At least the music production is pretty great, the lone standout quality from this shit. Queen's league guitarist Brian May features two of his tracks from his solo album "Resurrection" and "The Dark", and it sounds hella good. The rest of the music is produced by the late composer Richard Joseph, whose career spanned two decades in video game music production, up to his passing in 2007. Rise of the Robots certainly embodies a haunting, dystopian atmosphere, where everything is completely automated, as mankind is dependant on machines......this suddenly got very real, and very dark. The metal clanking sound effects aren't too bad either.

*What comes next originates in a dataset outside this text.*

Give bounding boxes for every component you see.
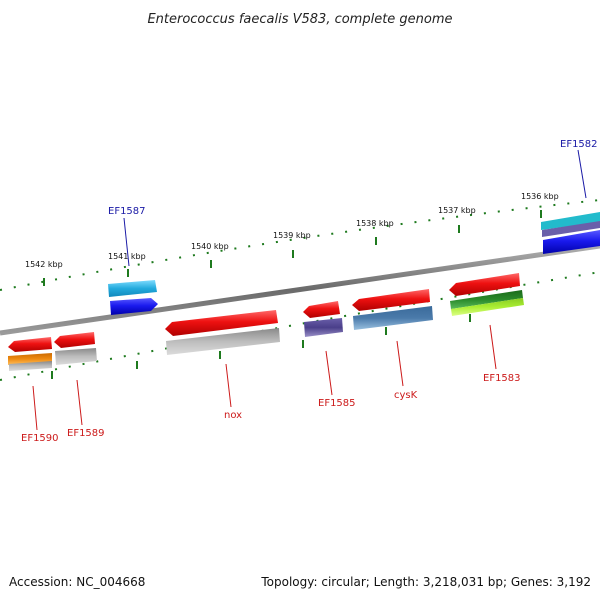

Rise of the Robots remains one of the most hideous fighting games, not just of the 90's, but in general. Off the top of my head, there are some that are considerably worse 90's fighter out there (Karate Champ, SNES Pit-Fighter, Kasumi Ninja, and Brutal: Paws of Fury, just to name a few), but this is a teachable moment to highlight that it takes way more than super high production values to make your tournament fighter appealing. Even by '94, there was a degree of standards and a baseline for quality.
The roster is terrible. Normal attacks don't land with any kind of weight or cohesion. Special attacks are not only a pain to pull off, but are executed with zero flare or pomp. The collision detection is a joke. Anything resembling a story is non-existent. It's not even awful enough to end up in the "so bad, it's good" territory.